Not so long ago it might have been the case that the greatest risk associated with a big night out, or a verbal barrage towards your ex, was the later regret when shown the photos or reminded of what you said the next day. But a ‘dancing on the table’ photo or a reminder about what you said to your ex-partner can be a lot less damaging than giving evidence in the witness box in the Family Court, particularly if you were caring for your children at the time.


However, with an increase towards online and electronic forms of communication, the material can easily become available to a party to family law proceedings. If that person is upset, angry, or intoxicated, new forms of evidence are now being taken seriously in the Family Court. Potential litigants need to be more careful than ever not to do serious prejudice to their case.
A number of recent Family Court decisions have dealt with evidence from Facebook. In one recent decision, the Father sought that the mother and child be returned from New Zealand to Australia. However, because the Father had said to the Mother on Facebook that he agreed the child should live with her, the Court refused the Application.


In another case, the Father was ordered to keep the child at home during contact visits. He took the child to the beach. He was then photographed with the child at the beach, and the photo was immediately uploaded to Facebook. A mutual friend (but evidently a better friend of the mother’s) printed the photo and the Father was later found to have breached those Orders.
It is becoming increasingly common for one or both parties to abuse or denigrate the other using their Facebook ‘status’, or ‘Tweet’ their frustration about the other’s lack of parenting skills or unwillingness to be reasonable. As family lawyers, we welcome such errors of judgement if made by the other side but lament such decisions by our own client.


In parenting matters, the Court takes into account the extent to which each parent is able to promote and encourage the other parent. Comments like, ‘OMG he is such a loser’ and ‘LOL what an idiot’ are not indicative of positive and co-operative parenting relationships. It can be very difficult to ‘undo’ the damage of posts like that. The ease and speed with which Facebook, Twitter, SMS and e-mail can be accessed mean that correspondence is exchanged rapidly and in times when parents may have a high degree of conflict and acrimony.


Often the party who can compose themselves and resist the urge to criticise the other in the initial period of separation or disagreement finds themselves with a head start.
There are some upsides as well. The other use of Facebook to date is as a vehicle of service. In numerous recent Child Support disputes, parties who have no fixed address, or may be fleeing a violent partner, were also avid Facebook users.
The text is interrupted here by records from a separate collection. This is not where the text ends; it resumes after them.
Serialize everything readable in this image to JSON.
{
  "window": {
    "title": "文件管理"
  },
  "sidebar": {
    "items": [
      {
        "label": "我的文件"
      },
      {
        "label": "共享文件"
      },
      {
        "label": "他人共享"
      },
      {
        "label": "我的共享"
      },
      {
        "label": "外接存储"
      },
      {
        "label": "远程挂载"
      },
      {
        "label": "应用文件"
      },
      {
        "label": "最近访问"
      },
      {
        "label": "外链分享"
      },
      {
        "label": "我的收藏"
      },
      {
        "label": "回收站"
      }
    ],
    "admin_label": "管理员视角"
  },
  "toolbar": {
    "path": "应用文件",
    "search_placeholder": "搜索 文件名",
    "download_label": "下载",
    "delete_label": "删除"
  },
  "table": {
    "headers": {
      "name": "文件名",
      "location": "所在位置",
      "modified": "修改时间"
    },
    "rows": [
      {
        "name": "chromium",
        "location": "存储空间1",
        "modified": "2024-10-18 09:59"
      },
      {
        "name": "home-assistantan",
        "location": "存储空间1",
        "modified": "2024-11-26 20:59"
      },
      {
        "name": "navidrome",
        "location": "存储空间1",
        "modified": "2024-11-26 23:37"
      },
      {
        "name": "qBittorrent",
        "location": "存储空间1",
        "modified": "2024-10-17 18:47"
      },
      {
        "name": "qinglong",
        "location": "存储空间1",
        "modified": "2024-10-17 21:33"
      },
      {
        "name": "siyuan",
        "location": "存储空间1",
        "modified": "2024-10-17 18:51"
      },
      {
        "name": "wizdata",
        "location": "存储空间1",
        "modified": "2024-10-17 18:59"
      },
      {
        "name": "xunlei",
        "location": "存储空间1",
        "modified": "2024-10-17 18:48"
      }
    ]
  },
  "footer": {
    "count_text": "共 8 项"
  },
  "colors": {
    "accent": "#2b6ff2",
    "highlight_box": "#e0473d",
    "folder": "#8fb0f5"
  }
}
If satisfied that a person is very likely to see the documents, the Court can make Orders that instead of that person being served via Process Server, electronic transmission of the documents or a notification to the Facebook account is sufficient. This is particularly relevant when a party disputes paternity or where one party is ‘hiding’ and avoiding service.


In cases where one party wants to relocate with a child to live interstate or overseas, one significant hindrance previously was that the only method of communication available to the other parent was telephone. For young children, visual communication is considered particularly important. The prevalence and increased mainstream use of webcam and Skype has led Courts to determine that a relationship between a young child and the non-relocating parent can be maintained notwithstanding they will have little face to face contact. As such, it is now possible for some parents of young children to move away from the other parent, when they previously might not have been able to.


The emergence of online communication and its extension to online posts of photos and videos presents both traps and opportunities in family law proceedings. Giving consideration to the risks and benefits of new technology can be vital.